At this time I would say no, however it is vitally important that an individual must a) recognise that data and network security is built up in layers using tools built for this job or that, and b) build for themselves a very clear picture of what exactly it is they are trying to achieve (or avoid).

Re: Impending UK Law - "Snooper's Charter".

by nymnom » Tue Nov 10, 2015 4:57 am

I'm assuming worst case here, by the way.

Impending UK Law - "Snooper's Charter".

by nymnom » Tue Nov 10, 2015 4:44 am


So it seems the government we are suffering under is attempting to adapt our laws to be a better fit around what our 'security services' are already doing.
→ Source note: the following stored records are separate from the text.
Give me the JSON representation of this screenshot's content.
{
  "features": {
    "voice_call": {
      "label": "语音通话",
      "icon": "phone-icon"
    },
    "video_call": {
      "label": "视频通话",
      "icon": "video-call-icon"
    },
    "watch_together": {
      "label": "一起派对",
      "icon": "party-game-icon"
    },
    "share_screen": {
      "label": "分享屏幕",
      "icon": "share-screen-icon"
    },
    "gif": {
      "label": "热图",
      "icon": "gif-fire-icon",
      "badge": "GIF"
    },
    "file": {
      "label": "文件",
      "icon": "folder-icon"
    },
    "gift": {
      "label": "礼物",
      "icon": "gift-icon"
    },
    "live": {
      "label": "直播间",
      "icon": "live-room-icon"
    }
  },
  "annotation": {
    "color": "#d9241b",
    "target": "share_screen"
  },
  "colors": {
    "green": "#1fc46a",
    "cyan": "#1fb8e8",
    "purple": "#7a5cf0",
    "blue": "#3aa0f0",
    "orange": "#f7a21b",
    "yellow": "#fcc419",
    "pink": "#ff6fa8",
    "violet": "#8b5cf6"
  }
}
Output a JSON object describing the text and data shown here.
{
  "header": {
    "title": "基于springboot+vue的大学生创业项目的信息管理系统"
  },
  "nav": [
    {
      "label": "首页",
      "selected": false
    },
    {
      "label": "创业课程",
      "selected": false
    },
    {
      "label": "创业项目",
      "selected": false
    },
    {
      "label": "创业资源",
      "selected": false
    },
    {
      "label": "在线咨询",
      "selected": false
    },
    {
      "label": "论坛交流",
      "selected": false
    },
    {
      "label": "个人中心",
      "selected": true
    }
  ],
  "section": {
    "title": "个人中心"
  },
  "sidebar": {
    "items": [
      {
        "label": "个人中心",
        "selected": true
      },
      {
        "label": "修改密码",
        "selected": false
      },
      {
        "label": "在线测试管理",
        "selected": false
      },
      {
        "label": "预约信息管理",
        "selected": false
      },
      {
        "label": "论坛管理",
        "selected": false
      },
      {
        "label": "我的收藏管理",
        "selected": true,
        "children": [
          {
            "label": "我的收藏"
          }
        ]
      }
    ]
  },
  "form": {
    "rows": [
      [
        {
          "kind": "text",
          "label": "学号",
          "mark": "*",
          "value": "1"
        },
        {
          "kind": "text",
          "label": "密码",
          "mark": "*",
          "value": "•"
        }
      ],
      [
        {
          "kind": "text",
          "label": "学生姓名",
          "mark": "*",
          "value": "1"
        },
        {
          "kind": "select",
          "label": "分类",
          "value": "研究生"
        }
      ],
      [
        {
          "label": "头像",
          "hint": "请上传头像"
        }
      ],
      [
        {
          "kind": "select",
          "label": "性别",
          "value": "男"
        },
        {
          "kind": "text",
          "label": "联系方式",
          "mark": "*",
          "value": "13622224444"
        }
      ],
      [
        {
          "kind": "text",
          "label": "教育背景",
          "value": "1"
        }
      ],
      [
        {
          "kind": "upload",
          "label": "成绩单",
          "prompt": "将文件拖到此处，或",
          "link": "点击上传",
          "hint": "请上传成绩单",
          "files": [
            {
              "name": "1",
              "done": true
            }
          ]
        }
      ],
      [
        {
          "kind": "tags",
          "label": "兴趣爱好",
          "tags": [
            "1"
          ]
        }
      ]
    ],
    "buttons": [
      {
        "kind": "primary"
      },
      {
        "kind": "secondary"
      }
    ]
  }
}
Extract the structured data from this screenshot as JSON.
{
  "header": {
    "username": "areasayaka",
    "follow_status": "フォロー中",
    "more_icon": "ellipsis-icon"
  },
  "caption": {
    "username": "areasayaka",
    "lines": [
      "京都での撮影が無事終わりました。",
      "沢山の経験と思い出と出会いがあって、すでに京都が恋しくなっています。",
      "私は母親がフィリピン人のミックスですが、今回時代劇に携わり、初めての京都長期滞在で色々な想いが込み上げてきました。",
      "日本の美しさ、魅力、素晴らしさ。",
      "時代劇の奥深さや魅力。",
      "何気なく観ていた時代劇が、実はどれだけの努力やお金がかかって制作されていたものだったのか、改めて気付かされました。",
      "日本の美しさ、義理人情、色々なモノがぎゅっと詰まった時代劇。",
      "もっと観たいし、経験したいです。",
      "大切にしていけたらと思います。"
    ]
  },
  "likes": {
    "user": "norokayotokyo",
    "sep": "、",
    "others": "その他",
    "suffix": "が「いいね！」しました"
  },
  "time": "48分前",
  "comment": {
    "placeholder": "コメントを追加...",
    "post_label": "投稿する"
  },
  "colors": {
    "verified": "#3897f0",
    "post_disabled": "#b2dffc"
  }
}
A fucked-up state of affairs I really don't have adequate words to express my feelings over. But it gets worse; it seems they are attempting to also weaken (effectively ban, that reads to me) 'end to end encryption'. As 'end to end encryption' is how I prefer my families deeply average internet usage to be channelled through this worries me slightly, and that's ignoring the wider associated problems it will cause.

Fuck 'em, of course. I will not give it up. But, I must admit, my hardcore rebellious/agro' days are kinda behind me. I'd rather not fight if I help it. And doing time is shit even before you've got kids to miss, eh?

Will I be able to hide and lie without getting caught, in a technical sense? In other words, will it be possible for me to continue my usage of your service in this dystopian reality and not be potentially proved guilty of just that?

'Cos, although it's not gone through parliament yet, I worry they've already won.